En la dimensión interna, el discurso de seguridad puede concitar apoyos pero también resultar polarizante. Sobre todo si no tiene en cuenta los argumentos de partidos y fuerzas diferentes al Centro Democrático sobre la manera de enfrentar la difícil coyuntura. Esta semana la vicepresidenta Marta Lucía Ramírez y el consejero presidencial Miguel Ceballos se reunieron con representantes de los partidos para explicar las intenciones del Gobierno y tratar de construir consensos. Y no hubo un resultado positivo. El expresidente César Gaviria, jefe del Partido Liberal, criticó el desconocimiento de los protocolos. Posiciones semejantes adoptaron los voceros de La U y Cambio Radical. Los representantes del Gobierno intentaron considerar como un solo asunto la ruptura de los protocolos y la respuesta al ataque terrorista del ELN contra la Escuela General Santander. Con ello debilitaron lo que habría podido ser una gran oportunidad para unir las fuerzas políticas en un momento crítico. Unión que, de paso, ha sido una sana tradición nacional.

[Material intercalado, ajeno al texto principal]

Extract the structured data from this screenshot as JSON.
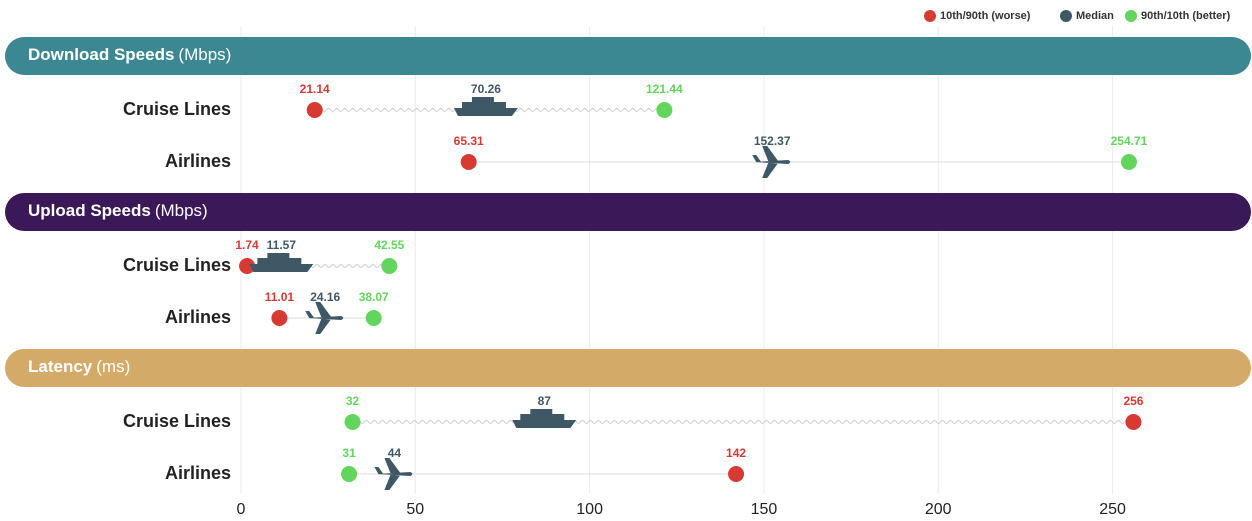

En la política exterior también necesita serenidad. Una cosa es consolidar aliados a Estados Unidos y a los principales países gobernados por corrientes de derecha, y otra pretender ir más lejos que ellos. Ningún otro país siguió la salida de Colombia de Unasur y la propuesta del presidente Duque de crear una Prosur no ha tenido mayor acogida. Quedó la sensación de un anuncio prematuro y no consultado con los países llamados a participar. El jueves pasado, en el seno de la OEA, no hubo la mayoría necesaria para reconocer a Juan Guaidó como presidente de Venezuela: solo se presentaron 16 votos con todo y que el secretario general, Luis Almagro, se la ha jugado en contra del régimen de Maduro, y a pesar de la inusual presencia del secretario de Estado norteamericano Mike Pompeo y no hay que olvidar que algunas de las potencias que apoyaron a Venezuela, China y Rusia, por más lejanas que sean también tienen importancia para los intereses nacionales.

El nuevo escenario, en fin, tiene riesgos pero también oportunidades. La seguridad, tanto en lo interno como en lo externo, es una bandera legítima y necesaria. Forma parte de la esencia de un Estado. Y en un arranque tan difícil como el del gobierno de Iván Duque, puede servir como convergencia de muchos sectores y fuerzas y para elaborar una narrativa de unidad en torno a lo fundamental.

En la medida, eso sí, de que la administración no repita los errores del pasado. Un gobierno con énfasis en la seguridad puede ser un salto adelante y no tiene por qué significar un paso atrás.